Use services and databases in Bitbucket Pipelines
Bitbucket Pipelines allows you to run multiple Docker containers from your build pipeline. You'll want to start additional containers if your pipeline requires additional services when testing and operating your application. These extra services may include datastores, code analytics tools and stub webservices.
You define such additional services (and other resources) in the
definitions section of the bitbucket-pipelines.yml file. These services can then be referenced in the configuration of each pipeline that needs them.
When a pipeline runs, services referenced in a step of your bitbucket-pipeline.yml will be scheduled to run with your pipeline step. These services share a network adapter with your build container and all open their ports on localhost. No port mapping or hostnames are required. For example, if you were using Postgres, your tests just connect to port 5432 on localhost. The service logs are also visible in the Pipelines UI if you need to debug anything.
Pipelines enforces a maximum of 5 service containers per build step. See sections below for how memory is allocated to service containers.
For further examples of using databases with Pipelines, see Test with databases in Bitbucket Pipelines.
This example bitbucket-pipelines.yml file shows both the definition of a service and its use in a pipeline step. A breakdown of how it works is presented below.
pipelines: branches: master: - step: image: redis script: - redis-cli -h localhost ping services: - redis - mysql definitions: services: redis: image: redis:3.2 mysql: image: mysql:5.7 environment: MYSQL_ROOT_PASSWORD: password
Defining a service
Services are defined in the
definitions section of the bitbucket-pipelines.yml file.
For example, the following defines two services: one named
redis that uses the library image
redis from Docker Hub (version 3.2), and another named
database that uses the official Docker Hub MySQL image (version 5.7).
Note that the environment section must contain only literal values, not environment variables.
definitions: services: redis: image: redis:3.2 mysql: image: mysql:5.7 environment: MYSQL_ROOT_PASSWORD: password
Service memory limits
Each service definition can also define a custom memory limit for the service container, specified as a
memory parameter in megabytes.
The relevant memory limits and default allocations are as follows:
- Regular steps (
size: 1x) will be allocated 4096 MB of memory in total, large build steps (
size: 2x) will be allocated 8192 MB in total.
- The build container is always allocated 1024 MB of this, which covers your build process and some Pipelines overheads (agent container, logging, etc).
- The total memory allocated for services on a given pipeline step must not exceed the remaining memory, which is 3072/7128 MB for 1x/2x steps respectively.
- Service containers are allocated 1024 MB memory by default, and can be configured to any number of megabytes from 128 MB up to the step maximum of 3072/7128 MB.

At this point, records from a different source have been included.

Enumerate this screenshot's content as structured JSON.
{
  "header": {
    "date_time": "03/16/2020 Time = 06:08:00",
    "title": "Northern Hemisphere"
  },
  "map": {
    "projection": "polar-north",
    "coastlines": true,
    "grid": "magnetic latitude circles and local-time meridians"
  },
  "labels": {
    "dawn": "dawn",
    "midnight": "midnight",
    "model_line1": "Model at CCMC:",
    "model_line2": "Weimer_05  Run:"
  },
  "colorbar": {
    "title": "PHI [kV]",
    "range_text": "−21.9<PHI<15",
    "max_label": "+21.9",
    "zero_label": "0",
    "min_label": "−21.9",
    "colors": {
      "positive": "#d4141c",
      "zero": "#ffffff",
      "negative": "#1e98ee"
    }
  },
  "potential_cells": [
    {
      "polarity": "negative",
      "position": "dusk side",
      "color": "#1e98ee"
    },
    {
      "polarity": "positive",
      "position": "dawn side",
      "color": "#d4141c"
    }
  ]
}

- The Docker-in-Docker daemon used for Docker operations in Pipelines is treated as a service container, and also has a default memory limit of 1024 MB. This can also be adjusted to any value between 128 MB and 3072/7128 MB by changing the memory setting on the built-in
dockerservice in the definitions section.
In the example shown below, if a step is configured with Docker with 512 MB, Redis with 512 MB, and MySQL with the default memory (1024 MB), the build container for that step will be have a memory limit of 2048 MB.
pipelines: default: - step: services: - redis - mysql - docker script: - echo "This step is only allowed to consume 2048 MB of memory" - echo "Services are consuming the rest. docker 512 MB, redis 512 MB, mysql 1024 MB" definitions: services: redis: image: redis:3.2 memory: 512 docker: memory: 512 # reduce memory for docker-in-docker from 1GB to 512MB mysql: image: mysql:5.7 # memory: 1024 # default value environment: MYSQL_ROOT_PASSWORD: password
Use a service in a pipeline
Once a service has been defined in the 'definitions' section of the bitbucket-pipelines.yml file, you can reference that service in pipeline steps.
For example, the following causes the
redis service to run alongside the step:
pipelines: default: - step: image: node script: - npm install - npm test services: - redis
Use a private image
You can define a service that has restricted access as follows:
definitions: services: redis: image: name: redis:3.2 username: email@example.com password: $DOCKER_PASSWORD
For more complete example of using docker images from different registries and different formats, see Use Docker images as build environments
Caveats and limitations
Services in Pipelines have the following limitations:
- Maximum of 5 services for a step
- Memory limits as described above
- Service environment section must contain only literal values, not environment variables
- No REST API for accessing services and logs under pipeline results
- No mechanism to wait for service startup.
If you want to run a larger number of small services, running these via Docker run or docker-compose might be a viable alternative.